Thin-film electrodes developed at Lawrence Livermore National Laboratory (LLNL) have been used in human patients at the University of California, San Francisco (UCSF), generating never-before-seen recordings of brain activity in the hippocampus, a region responsible for memory and other cognitive functions.

In a study published in the journal Nature Communications, surgeons at UCSF placed the flexible arrays on the brains of a group of patients while they were already undergoing epilepsy-related surgery. They recorded electrical signals across the exposed hippocampus while some patients were under anesthesia and others were awake, and conscious patients were given visual cues and spoke words while their neural activity was recorded. This approach allowed the researchers to detect traveling waves moving across the hippocampal surface and identify new properties about them, including how they may contribute to human cognition.

“We’ve developed an enabling technology for demonstrating a phenomenon that wasn’t really possible before,” said LLNL’s Implantable Microsystems Group Leader Razi Haque. “This challenge required the creation of novel, conformable and higher-density electrodes that allows them to be more flexible and wrap around specific, deep regions of the brain. This study is validation that the approaches we’re using are getting us consistent, usable and useful data. That’s the driver for us as engineers — to be able to build the tools that scientists can use to do new science.”

LLNL developed the 32-channel multi-electrode arrays under the Defense Advanced Research Projects Agency (DARPA)-funded SUBNETS (Systems-Based Neurotechnology for Emerging Therapies) program, which aims to improve treatments for neuropsychiatric illnesses in military service members.

UCSF neurosurgeon and scientist Edward Chang, principal investigator of the SUBNETS program, speculated the arrays could work for a separate study examining the role of the hippocampus in memory function. By recording neural activity on the exposed hippocampal surface while patients were undergoing surgery, researchers could potentially confirm the existence of traveling waves, which scientists have long theorized play an important role in routing information used to form memories and perform other cognitive processing.

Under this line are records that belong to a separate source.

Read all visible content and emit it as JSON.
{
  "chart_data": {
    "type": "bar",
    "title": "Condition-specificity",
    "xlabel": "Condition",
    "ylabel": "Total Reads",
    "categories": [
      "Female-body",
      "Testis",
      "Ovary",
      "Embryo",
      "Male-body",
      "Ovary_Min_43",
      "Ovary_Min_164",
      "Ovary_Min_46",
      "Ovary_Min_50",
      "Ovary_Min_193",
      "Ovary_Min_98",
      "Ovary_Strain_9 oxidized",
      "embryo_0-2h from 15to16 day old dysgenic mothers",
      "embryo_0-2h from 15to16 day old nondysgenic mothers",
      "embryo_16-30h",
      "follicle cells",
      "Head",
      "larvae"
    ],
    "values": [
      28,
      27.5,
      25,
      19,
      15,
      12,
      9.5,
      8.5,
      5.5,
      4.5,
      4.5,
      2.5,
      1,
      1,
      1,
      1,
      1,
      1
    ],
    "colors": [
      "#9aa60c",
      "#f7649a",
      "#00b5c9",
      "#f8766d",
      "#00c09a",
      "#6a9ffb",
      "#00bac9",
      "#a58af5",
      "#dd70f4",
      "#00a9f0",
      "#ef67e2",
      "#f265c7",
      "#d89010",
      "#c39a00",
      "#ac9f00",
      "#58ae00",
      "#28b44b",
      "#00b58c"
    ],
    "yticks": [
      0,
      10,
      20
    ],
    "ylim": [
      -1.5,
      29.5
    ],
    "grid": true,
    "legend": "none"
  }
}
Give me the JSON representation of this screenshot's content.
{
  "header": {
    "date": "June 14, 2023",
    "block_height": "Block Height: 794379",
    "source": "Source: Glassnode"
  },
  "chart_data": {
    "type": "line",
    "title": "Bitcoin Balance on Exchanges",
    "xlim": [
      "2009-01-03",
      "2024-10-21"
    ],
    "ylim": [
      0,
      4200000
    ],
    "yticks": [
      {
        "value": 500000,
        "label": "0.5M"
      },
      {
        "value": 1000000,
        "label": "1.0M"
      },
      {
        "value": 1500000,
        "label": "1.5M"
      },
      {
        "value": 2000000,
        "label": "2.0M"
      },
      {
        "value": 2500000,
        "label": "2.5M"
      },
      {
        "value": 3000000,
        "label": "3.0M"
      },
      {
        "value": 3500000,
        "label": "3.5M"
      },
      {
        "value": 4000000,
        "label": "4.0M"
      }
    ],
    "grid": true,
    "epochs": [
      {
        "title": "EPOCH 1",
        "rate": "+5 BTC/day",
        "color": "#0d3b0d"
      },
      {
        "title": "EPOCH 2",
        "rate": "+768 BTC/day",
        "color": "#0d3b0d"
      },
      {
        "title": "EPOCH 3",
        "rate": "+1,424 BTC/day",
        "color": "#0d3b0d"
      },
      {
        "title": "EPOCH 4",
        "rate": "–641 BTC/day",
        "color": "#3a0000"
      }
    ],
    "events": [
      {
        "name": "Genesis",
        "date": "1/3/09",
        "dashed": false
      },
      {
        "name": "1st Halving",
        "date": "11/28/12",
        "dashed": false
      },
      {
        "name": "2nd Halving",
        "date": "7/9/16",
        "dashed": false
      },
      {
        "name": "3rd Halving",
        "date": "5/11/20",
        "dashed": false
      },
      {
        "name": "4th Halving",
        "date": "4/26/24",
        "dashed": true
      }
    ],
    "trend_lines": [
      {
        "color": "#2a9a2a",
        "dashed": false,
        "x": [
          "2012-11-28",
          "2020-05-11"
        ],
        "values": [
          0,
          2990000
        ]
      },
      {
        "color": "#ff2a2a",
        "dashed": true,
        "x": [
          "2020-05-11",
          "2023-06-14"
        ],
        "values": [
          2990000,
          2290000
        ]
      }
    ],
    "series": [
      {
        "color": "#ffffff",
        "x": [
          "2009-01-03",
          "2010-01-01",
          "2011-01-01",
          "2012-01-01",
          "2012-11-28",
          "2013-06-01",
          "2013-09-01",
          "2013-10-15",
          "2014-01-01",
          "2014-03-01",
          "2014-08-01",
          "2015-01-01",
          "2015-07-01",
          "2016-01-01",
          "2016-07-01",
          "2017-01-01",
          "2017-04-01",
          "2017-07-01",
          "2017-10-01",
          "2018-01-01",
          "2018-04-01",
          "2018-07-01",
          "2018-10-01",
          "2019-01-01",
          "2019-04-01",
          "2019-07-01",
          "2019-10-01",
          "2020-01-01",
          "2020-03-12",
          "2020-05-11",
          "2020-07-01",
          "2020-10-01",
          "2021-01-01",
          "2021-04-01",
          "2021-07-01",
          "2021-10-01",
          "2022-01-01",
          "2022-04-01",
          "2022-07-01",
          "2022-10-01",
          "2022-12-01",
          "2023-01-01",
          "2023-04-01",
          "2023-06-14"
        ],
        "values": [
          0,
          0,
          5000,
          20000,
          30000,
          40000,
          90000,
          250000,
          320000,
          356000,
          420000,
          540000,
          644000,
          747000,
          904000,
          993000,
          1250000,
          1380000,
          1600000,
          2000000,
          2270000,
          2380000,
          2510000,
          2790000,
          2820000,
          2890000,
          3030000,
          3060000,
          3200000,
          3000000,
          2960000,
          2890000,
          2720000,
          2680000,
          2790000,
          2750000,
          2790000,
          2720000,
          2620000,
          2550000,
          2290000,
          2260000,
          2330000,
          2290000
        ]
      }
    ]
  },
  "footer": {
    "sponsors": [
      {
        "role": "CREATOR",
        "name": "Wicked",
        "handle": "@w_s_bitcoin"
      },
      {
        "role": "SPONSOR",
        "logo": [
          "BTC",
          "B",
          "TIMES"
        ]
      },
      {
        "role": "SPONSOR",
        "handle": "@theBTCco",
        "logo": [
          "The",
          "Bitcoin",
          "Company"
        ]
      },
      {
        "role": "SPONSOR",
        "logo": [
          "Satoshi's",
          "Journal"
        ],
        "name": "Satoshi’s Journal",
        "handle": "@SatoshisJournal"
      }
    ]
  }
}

Previously, the nature of traveling waves in the human hippocampus has been controversial because previous in vivo studies have relied on penetrating depth electrode recordings. Those electrodes have provided researchers with only a few single-file recording sites in various layers of the hippocampus, making it nearly impossible to understand exactly how the waves are moving across the structure, according to the paper’s lead author and UCSF neurologist Jonathan Kleen.